Nueve años después del comienzo de la crisis, los nubarrones que se han cernido sobre Cantabria siguen sin despejarse. La llegada del PP al Gobierno de Cantabria en 2011 y unos meses después al del Estado parecía que podía hacer volver la flecha del crecimiento rápidamente hacia el punto de partida pero, cinco años después, el control férreo del gasto no ha dado el resultado previsto. El crecimiento se concentra en las grandes ciudades del país y en la franja más turística del Sur, mientras que en Cantabria y en otros muchos lugares empieza a causar estragos la sensación de que los mejores años ya pasaron y cualquier futuro va a ser peor. El hecho de que una generación de jóvenes se quedase sin empleo y la siguiente directamente se haya ido a buscarlo al extranjero abonan esa idea. Los institutos de estadística advierten que la comunidad autónoma aún perderá 35.000 habitantes más en los próximos años, porque no hay suficientes parejas jóvenes para garantizar, siquiera, el actual nivel de población.

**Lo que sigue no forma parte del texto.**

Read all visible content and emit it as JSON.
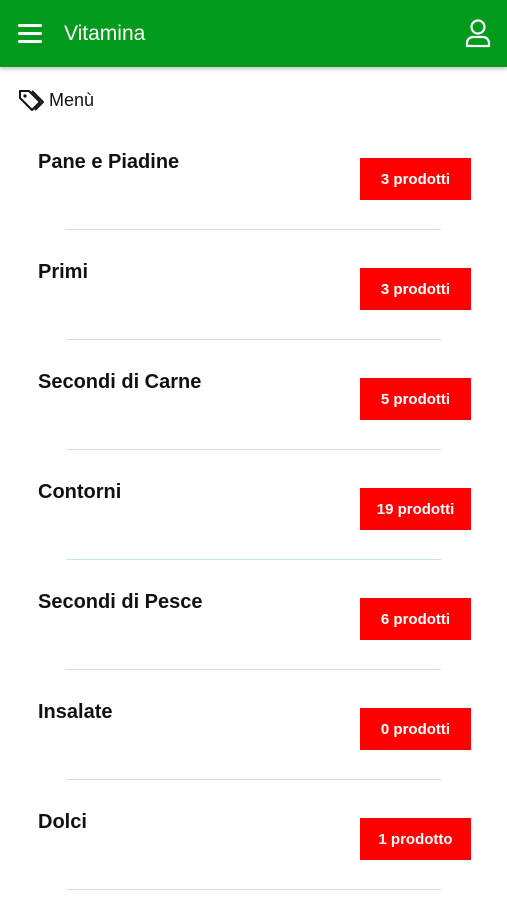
{
  "header": {
    "title": "Vitamina",
    "menu_icon": "hamburger-menu-icon",
    "profile_icon": "user-profile-icon",
    "color": "#019a1c"
  },
  "section": {
    "label": "Menù",
    "icon": "tag-icon"
  },
  "badge_color": "#fe0000",
  "categories": [
    {
      "name": "Pane e Piadine",
      "count": "3 prodotti"
    },
    {
      "name": "Primi",
      "count": "3 prodotti"
    },
    {
      "name": "Secondi di Carne",
      "count": "5 prodotti"
    },
    {
      "name": "Contorni",
      "count": "19 prodotti"
    },
    {
      "name": "Secondi di Pesce",
      "count": "6 prodotti"
    },
    {
      "name": "Insalate",
      "count": "0 prodotti"
    },
    {
      "name": "Dolci",
      "count": "1 prodotto"
    }
  ]
}
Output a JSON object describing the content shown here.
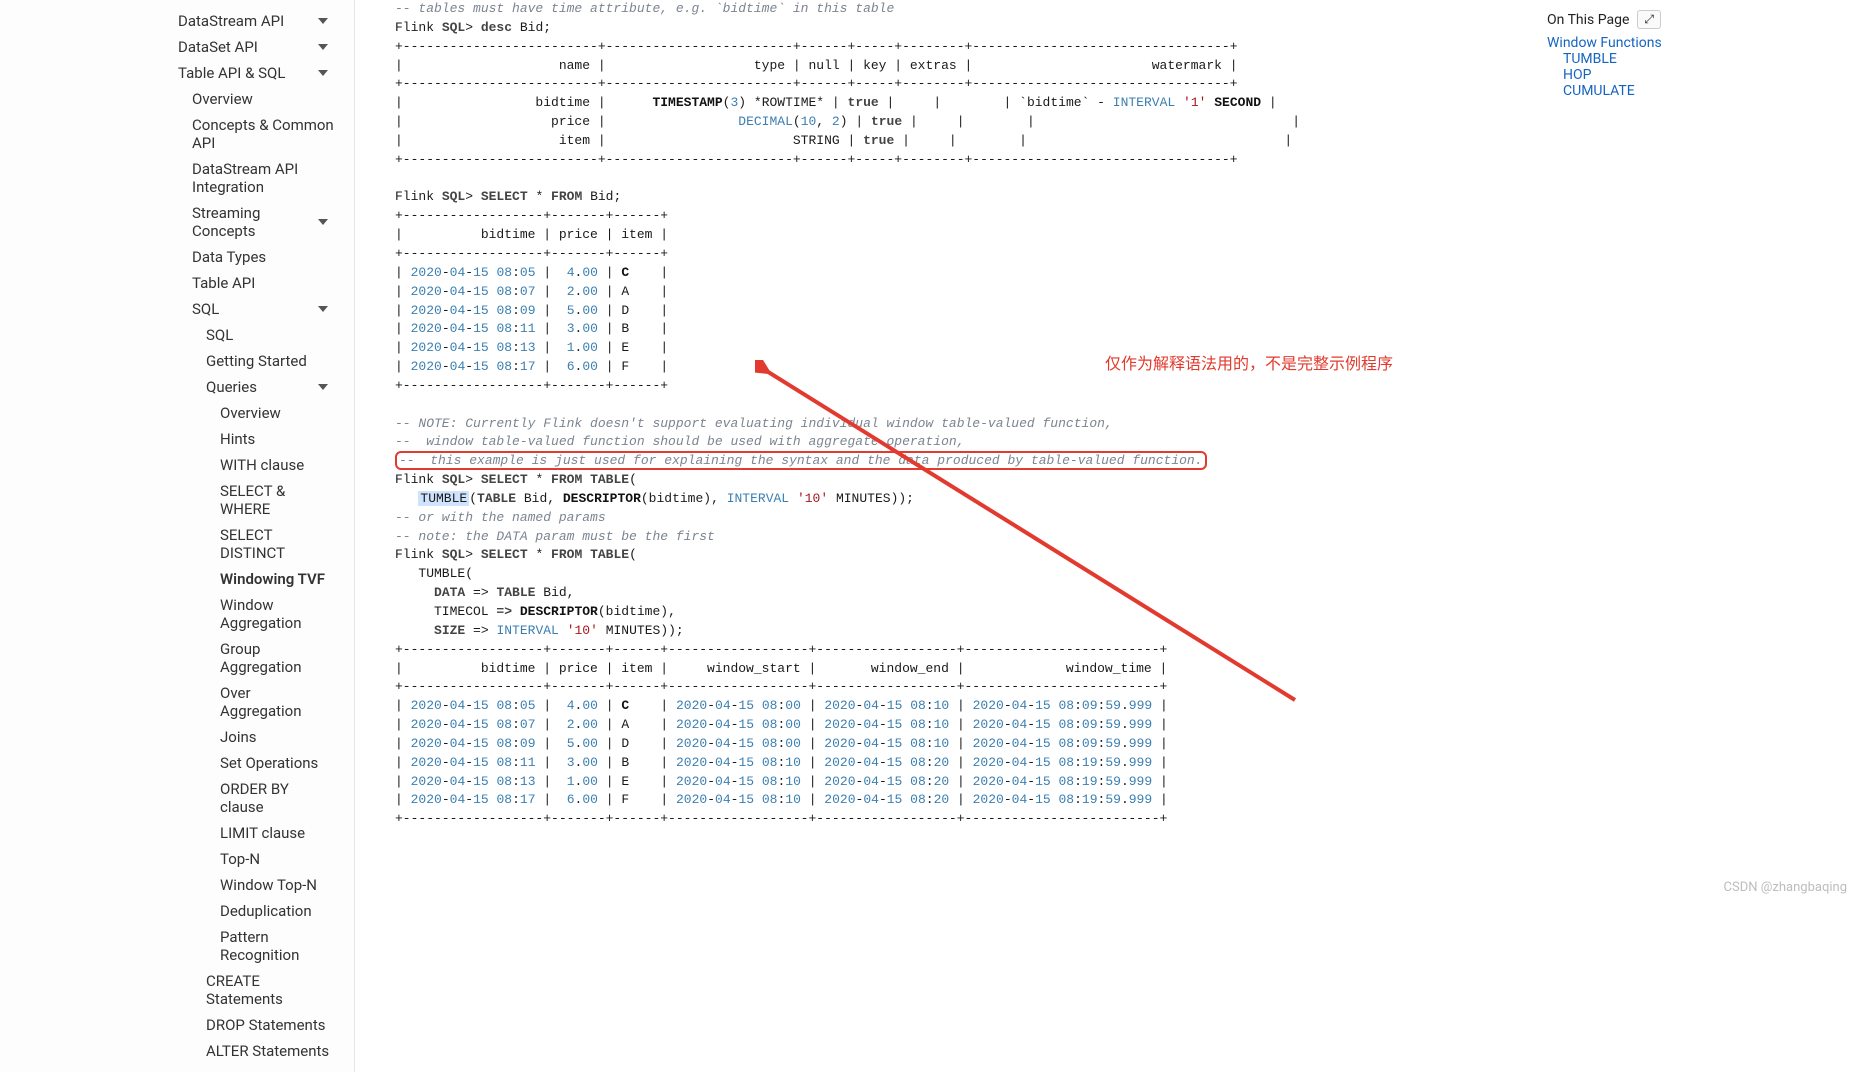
{
  "sidebar": {
    "items": [
      {
        "label": "DataStream API",
        "lvl": 1,
        "caret": true
      },
      {
        "label": "DataSet API",
        "lvl": 1,
        "caret": true
      },
      {
        "label": "Table API & SQL",
        "lvl": 1,
        "caret": true
      },
      {
        "label": "Overview",
        "lvl": 2
      },
      {
        "label": "Concepts & Common API",
        "lvl": 2
      },
      {
        "label": "DataStream API Integration",
        "lvl": 2
      },
      {
        "label": "Streaming Concepts",
        "lvl": 2,
        "caret": true
      },
      {
        "label": "Data Types",
        "lvl": 2
      },
      {
        "label": "Table API",
        "lvl": 2
      },
      {
        "label": "SQL",
        "lvl": 2,
        "caret": true
      },
      {
        "label": "SQL",
        "lvl": 3
      },
      {
        "label": "Getting Started",
        "lvl": 3
      },
      {
        "label": "Queries",
        "lvl": 3,
        "caret": true
      },
      {
        "label": "Overview",
        "lvl": 4
      },
      {
        "label": "Hints",
        "lvl": 4
      },
      {
        "label": "WITH clause",
        "lvl": 4
      },
      {
        "label": "SELECT & WHERE",
        "lvl": 4
      },
      {
        "label": "SELECT DISTINCT",
        "lvl": 4
      },
      {
        "label": "Windowing TVF",
        "lvl": 4,
        "active": true
      },
      {
        "label": "Window Aggregation",
        "lvl": 4
      },
      {
        "label": "Group Aggregation",
        "lvl": 4
      },
      {
        "label": "Over Aggregation",
        "lvl": 4
      },
      {
        "label": "Joins",
        "lvl": 4
      },
      {
        "label": "Set Operations",
        "lvl": 4
      },
      {
        "label": "ORDER BY clause",
        "lvl": 4
      },
      {
        "label": "LIMIT clause",
        "lvl": 4
      },
      {
        "label": "Top-N",
        "lvl": 4
      },
      {
        "label": "Window Top-N",
        "lvl": 4
      },
      {
        "label": "Deduplication",
        "lvl": 4
      },
      {
        "label": "Pattern Recognition",
        "lvl": 4
      },
      {
        "label": "CREATE Statements",
        "lvl": 3
      },
      {
        "label": "DROP Statements",
        "lvl": 3
      },
      {
        "label": "ALTER Statements",
        "lvl": 3
      }
    ]
  },
  "toc": {
    "title": "On This Page",
    "btn": "⤢",
    "items": [
      {
        "label": "Window Functions",
        "sub": false
      },
      {
        "label": "TUMBLE",
        "sub": true
      },
      {
        "label": "HOP",
        "sub": true
      },
      {
        "label": "CUMULATE",
        "sub": true
      }
    ]
  },
  "code": {
    "c0": "-- tables must have time attribute, e.g. `bidtime` in this table",
    "l1_a": "Flink ",
    "l1_b": "SQL",
    "l1_c": "> ",
    "l1_d": "desc",
    "l1_e": " Bid;",
    "hr1": "+-------------------------+------------------------+------+-----+--------+---------------------------------+",
    "hdr": "|                    name |                   type | null | key | extras |                       watermark |",
    "row_bidtime_a": "|                 bidtime |      ",
    "row_bidtime_b": "TIMESTAMP",
    "row_bidtime_c": "(",
    "row_bidtime_d": "3",
    "row_bidtime_e": ") *ROWTIME* | ",
    "row_bidtime_f": "true",
    "row_bidtime_g": " |     |        | `bidtime` - ",
    "row_bidtime_h": "INTERVAL",
    "row_bidtime_i": " ",
    "row_bidtime_j": "'1'",
    "row_bidtime_k": " ",
    "row_bidtime_l": "SECOND",
    "row_bidtime_m": " |",
    "row_price_a": "|                   price |                 ",
    "row_price_b": "DECIMAL",
    "row_price_c": "(",
    "row_price_d": "10",
    "row_price_e": ", ",
    "row_price_f": "2",
    "row_price_g": ") | ",
    "row_price_h": "true",
    "row_price_i": " |     |        |                                 |",
    "row_item_a": "|                    item |                        STRING | ",
    "row_item_b": "true",
    "row_item_c": " |     |        |                                 |",
    "hr2": "+-------------------------+------------------------+------+-----+--------+---------------------------------+",
    "sel_a": "Flink ",
    "sel_b": "SQL",
    "sel_c": "> ",
    "sel_d": "SELECT",
    "sel_e": " * ",
    "sel_f": "FROM",
    "sel_g": " Bid;",
    "hr3": "+------------------+-------+------+",
    "hdr2": "|          bidtime | price | item |",
    "rows1": [
      [
        "| ",
        "2020",
        "-",
        "04",
        "-",
        "15",
        " ",
        "08",
        ":",
        "05",
        " |  ",
        "4",
        ".",
        "00",
        " | ",
        "C",
        "    |"
      ],
      [
        "| ",
        "2020",
        "-",
        "04",
        "-",
        "15",
        " ",
        "08",
        ":",
        "07",
        " |  ",
        "2",
        ".",
        "00",
        " | A    |"
      ],
      [
        "| ",
        "2020",
        "-",
        "04",
        "-",
        "15",
        " ",
        "08",
        ":",
        "09",
        " |  ",
        "5",
        ".",
        "00",
        " | D    |"
      ],
      [
        "| ",
        "2020",
        "-",
        "04",
        "-",
        "15",
        " ",
        "08",
        ":",
        "11",
        " |  ",
        "3",
        ".",
        "00",
        " | B    |"
      ],
      [
        "| ",
        "2020",
        "-",
        "04",
        "-",
        "15",
        " ",
        "08",
        ":",
        "13",
        " |  ",
        "1",
        ".",
        "00",
        " | E    |"
      ],
      [
        "| ",
        "2020",
        "-",
        "04",
        "-",
        "15",
        " ",
        "08",
        ":",
        "17",
        " |  ",
        "6",
        ".",
        "00",
        " | F    |"
      ]
    ],
    "note1": "-- NOTE: Currently Flink doesn't support evaluating individual window table-valued function,",
    "note2": "--  window table-valued function should be used with aggregate operation,",
    "note3": "--  this example is just used for explaining the syntax and the data produced by table-valued function.",
    "sel2_a": "Flink ",
    "sel2_b": "SQL",
    "sel2_c": "> ",
    "sel2_d": "SELECT",
    "sel2_e": " * ",
    "sel2_f": "FROM",
    "sel2_g": " ",
    "sel2_h": "TABLE",
    "sel2_i": "(",
    "tumble_a": "   ",
    "tumble_b": "TUMBLE",
    "tumble_c": "(",
    "tumble_d": "TABLE",
    "tumble_e": " Bid, ",
    "tumble_f": "DESCRIPTOR",
    "tumble_g": "(bidtime), ",
    "tumble_h": "INTERVAL",
    "tumble_i": " ",
    "tumble_j": "'10'",
    "tumble_k": " MINUTES));",
    "com_or": "-- or with the named params",
    "com_note": "-- note: the DATA param must be the first",
    "sel3_a": "Flink ",
    "sel3_b": "SQL",
    "sel3_c": "> ",
    "sel3_d": "SELECT",
    "sel3_e": " * ",
    "sel3_f": "FROM",
    "sel3_g": " ",
    "sel3_h": "TABLE",
    "sel3_i": "(",
    "tum2": "   TUMBLE(",
    "data_a": "     ",
    "data_b": "DATA",
    "data_c": " => ",
    "data_d": "TABLE",
    "data_e": " Bid,",
    "tcol_a": "     TIMECOL ",
    "tcol_b": "=>",
    "tcol_c": " ",
    "tcol_d": "DESCRIPTOR",
    "tcol_e": "(bidtime),",
    "size_a": "     ",
    "size_b": "SIZE",
    "size_c": " => ",
    "size_d": "INTERVAL",
    "size_e": " ",
    "size_f": "'10'",
    "size_g": " MINUTES));",
    "hr4": "+------------------+-------+------+------------------+------------------+-------------------------+",
    "hdr4": "|          bidtime | price | item |     window_start |       window_end |             window_time |",
    "rows2": [
      [
        "| ",
        "2020",
        "-",
        "04",
        "-",
        "15",
        " ",
        "08",
        ":",
        "05",
        " |  ",
        "4",
        ".",
        "00",
        " | ",
        "C",
        "    | ",
        "2020",
        "-",
        "04",
        "-",
        "15",
        " ",
        "08",
        ":",
        "00",
        " | ",
        "2020",
        "-",
        "04",
        "-",
        "15",
        " ",
        "08",
        ":",
        "10",
        " | ",
        "2020",
        "-",
        "04",
        "-",
        "15",
        " ",
        "08",
        ":",
        "09",
        ":",
        "59",
        ".",
        "999",
        " |"
      ],
      [
        "| ",
        "2020",
        "-",
        "04",
        "-",
        "15",
        " ",
        "08",
        ":",
        "07",
        " |  ",
        "2",
        ".",
        "00",
        " | A    | ",
        "2020",
        "-",
        "04",
        "-",
        "15",
        " ",
        "08",
        ":",
        "00",
        " | ",
        "2020",
        "-",
        "04",
        "-",
        "15",
        " ",
        "08",
        ":",
        "10",
        " | ",
        "2020",
        "-",
        "04",
        "-",
        "15",
        " ",
        "08",
        ":",
        "09",
        ":",
        "59",
        ".",
        "999",
        " |"
      ],
      [
        "| ",
        "2020",
        "-",
        "04",
        "-",
        "15",
        " ",
        "08",
        ":",
        "09",
        " |  ",
        "5",
        ".",
        "00",
        " | D    | ",
        "2020",
        "-",
        "04",
        "-",
        "15",
        " ",
        "08",
        ":",
        "00",
        " | ",
        "2020",
        "-",
        "04",
        "-",
        "15",
        " ",
        "08",
        ":",
        "10",
        " | ",
        "2020",
        "-",
        "04",
        "-",
        "15",
        " ",
        "08",
        ":",
        "09",
        ":",
        "59",
        ".",
        "999",
        " |"
      ],
      [
        "| ",
        "2020",
        "-",
        "04",
        "-",
        "15",
        " ",
        "08",
        ":",
        "11",
        " |  ",
        "3",
        ".",
        "00",
        " | B    | ",
        "2020",
        "-",
        "04",
        "-",
        "15",
        " ",
        "08",
        ":",
        "10",
        " | ",
        "2020",
        "-",
        "04",
        "-",
        "15",
        " ",
        "08",
        ":",
        "20",
        " | ",
        "2020",
        "-",
        "04",
        "-",
        "15",
        " ",
        "08",
        ":",
        "19",
        ":",
        "59",
        ".",
        "999",
        " |"
      ],
      [
        "| ",
        "2020",
        "-",
        "04",
        "-",
        "15",
        " ",
        "08",
        ":",
        "13",
        " |  ",
        "1",
        ".",
        "00",
        " | E    | ",
        "2020",
        "-",
        "04",
        "-",
        "15",
        " ",
        "08",
        ":",
        "10",
        " | ",
        "2020",
        "-",
        "04",
        "-",
        "15",
        " ",
        "08",
        ":",
        "20",
        " | ",
        "2020",
        "-",
        "04",
        "-",
        "15",
        " ",
        "08",
        ":",
        "19",
        ":",
        "59",
        ".",
        "999",
        " |"
      ],
      [
        "| ",
        "2020",
        "-",
        "04",
        "-",
        "15",
        " ",
        "08",
        ":",
        "17",
        " |  ",
        "6",
        ".",
        "00",
        " | F    | ",
        "2020",
        "-",
        "04",
        "-",
        "15",
        " ",
        "08",
        ":",
        "10",
        " | ",
        "2020",
        "-",
        "04",
        "-",
        "15",
        " ",
        "08",
        ":",
        "20",
        " | ",
        "2020",
        "-",
        "04",
        "-",
        "15",
        " ",
        "08",
        ":",
        "19",
        ":",
        "59",
        ".",
        "999",
        " |"
      ]
    ]
  },
  "annotation_text": "仅作为解释语法用的，不是完整示例程序",
  "watermark": "CSDN @zhangbaqing"
}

La primera fuente de ingresos de la mitad sur de la región no es la industria, ni la ganadería ni los servicios. Está, desde hace muchos años, en las pensiones. Torrelavega lleva el mismo camino y, en algunos años, esta prevalencia de las clases pasivas se extenderá a la zona costera. En algún tiempo, Madrid fue una capital de rentistas, con poco empuje para los nuevos negocios pero con dinero. Cantabria será una tierra de jubilados, sin empuje y sin dinero, porque un puesto de trabajo y unas rentas siempre pueden tener un sucesor, pero las pensiones desaparecen el día en que muere el perceptor.
Por mucho que nos empeñemos en buscar datos coyunturales con los que maquillar la desesperanza la realidad es que, con una población endeudada y sin nuevas fuentes laborales de ingresos y con unas administraciones públicas en bancarrota no hay posibilidad de que surja la chispa que encienda la máquina del consumo, y sin consumo no hay crecimiento. La nueva recaída en la recaudación del IVA es mucho más significativa que cualquier otra estadística. Desde hace una década hemos bajado nuestras pretensiones de consumo al low cost y ahora incluso el low cost empieza a hacérsenos inalcanzable. Hasta para los entierros se piden ya presupuestos.

La inmensa mayoría de los problemas tienen alguna solución y este también puede tenerlo, pero no está al alcance del Gobierno regional ni va a estar en la mano del nuevo Gobierno nacional. La globalización ha creado una España de dos, tres o cuatro velocidades y solo podemos salir de la penúltima gracias a las ventajas naturales de la región, a la posibilidad de arrimarnos a una urbe de cierto tamaño, como Bilbao, y a esos movimientos cíclicos de la economía que se dan por razones que aún desconocemos.
Ya no es cuestión, como antaño, de que alguna gran industria elija establecerse aquí. Tampoco va a sacarnos del pozo vender los edificios públicos, la sede de la Cámara, la de la antigua Caja Cantabria y lo que nos pueda quedar de un pasado más boyante. Aún en el caso que hubiese un comprador, el dinero solo servirá para apuntalar una muy precaria supervivencia. Tampoco es cuestión, como suponen la CEOE y la Consejería de Innovación, de hacer otro análisis más sobre nuestros males y oportunidades, porque debemos tener al menos una docena de ellos archivados en los que nos contaban lo que ya sabíamos y apuntaban las mismas soluciones que a todos se nos ocurren, con más o menos extensión según lo que se le pagaba al consultor. La economía tiene la mala costumbre de no dejarse domesticar y va por donde quiere, no por donde nosotros le sugerimos. El Gobierno podría empeñarse en hacer un Silicon Valley (si tuviese dinero, claro) y cuando, en dos o tres décadas, lo hubiese puesto en pie comprobaría que el mundo ya iba por otro lado. No es posible pisarle la cola a una serpiente tan escurridiza, aunque muchos lo sigan creyendo.